Brian Stelter of the NYT tweeted out this video, shown on the channels that used to be Fox5 and My9.

I wonder what the ratings are for this video on those channels.

I’ve been following this network rights fee business for a while, including many a report at Sporting News about the posturing during Bowl season last year, but nothing seems as untenable as this situation in New York. They almost always get worked out in the oft-resolved “11th hour” timeframe.

Could you imagine, seriously, a cable provider not having Fox on their lineup during the NFL season? Could you imagine the Yankees making the World Series and some viewers not being able to get the channel because of a rights fee dispute?

This, of course, isn’t the first time Cablevision has gotten into negotiations that led to a blackout. Remember last year’s situation with ABC led to people missing part of the Oscars. But a Giants game? In New York? It seems impossible.

Yet it happened. And it might keep happening.

News Corp wants $150 million in fees from Cablevision, up from $70 million. With the sides so far apart, Cablevision has implored the government to step in. Obviously News Corp doesn’t want that, asking for more time to conduct business-to-business negotiating. A lot of good that’s done so far.

Having said that, I don’t see how letting the government handle this situation is the right way to go either. They basically created this mess with the mandatory conversion to digital cable.
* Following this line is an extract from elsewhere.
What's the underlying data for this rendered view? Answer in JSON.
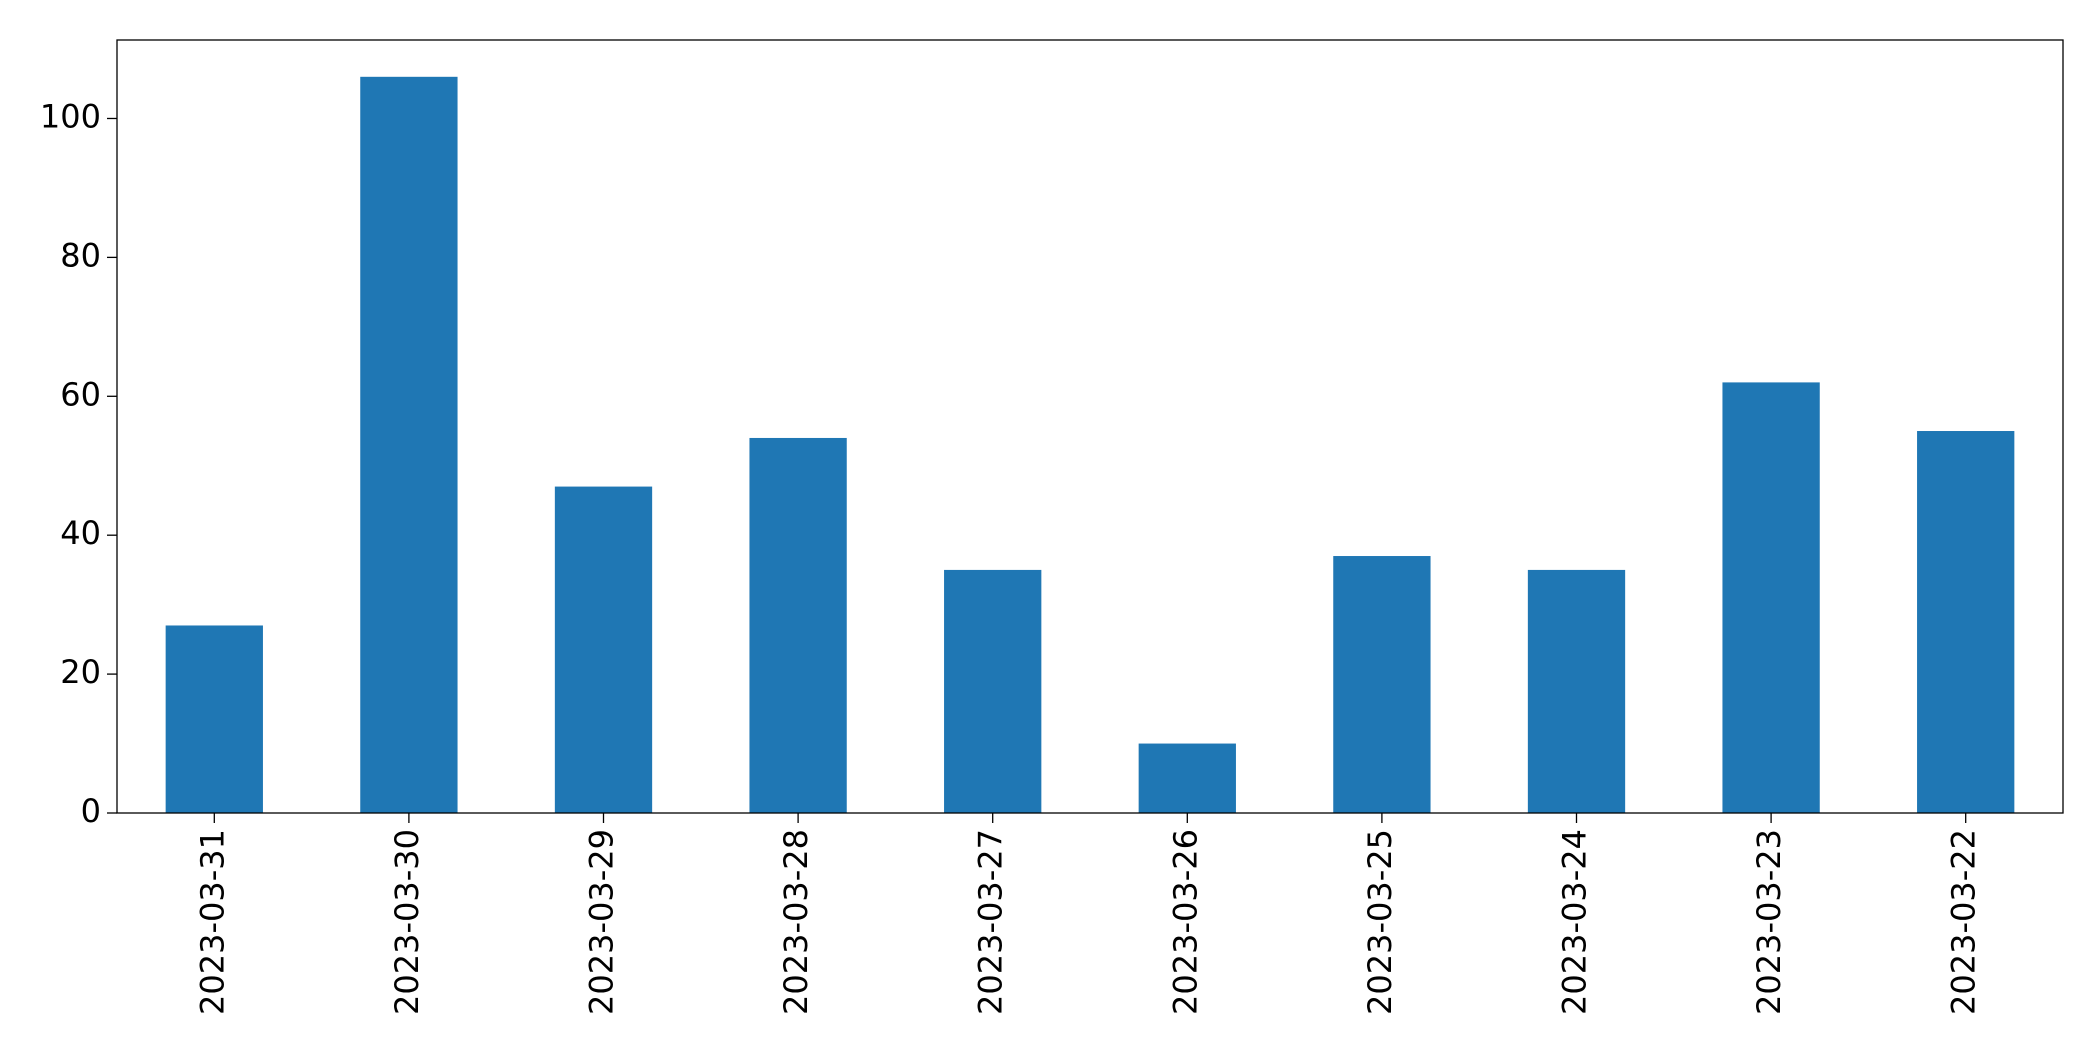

Now that you can’t get any signals with traditional rabbit ears, the networks have a lot more leverage — leverage that stations like ESPN and TNT have been using for years to force cable providers into high rights fees — over the cable providers, certainly leading to companies like Cablevision getting squeezed.

Now Cablevision is left with a choice…make a public issue out of the dispute to try and convince their customers they are fighting for their rights, or suck it up, pay the additional cost and roll that cost onto the consumer. In this case, Cablevision would rather take a stand and risk the loss of customers than hike up prices and guarantee the loss of others. It’s a fascinating PR decision, and it seems everyone is losing.

I’ve used this line about six hundred times, but a dispute like this — remember, this is between the Dolan family and Rupert Murdoch for crying out loud — is like watching two bullies fight after school over our lunch money.

I guess in this case, if the fight was on FOX, those in New York couldn’t even watch it.

Share
Posted on October 18, 2010 at 1:25PM

 

USER COMMENTS

Track comments via RSS 2.0 feed. Feel free to post the comment, or trackback from your web site.

  1. zambonirodeo
    10/18 2010

    But you *can* get TV with rabbit ears. More channels than ever, and all in HD. It’s only if you don’t have a new enough TV (or a convertor, 46 million of which were given out for free), or if your digital TV is so low-end that it doesn’t have a tuner, that you are out of luck. But I would have to think that a large majority of the people affected here, viewers who like sports enough to be truly agitated about this and can already afford an $80 cable bill, do have the right TVs. They’ve just never bothered to find out.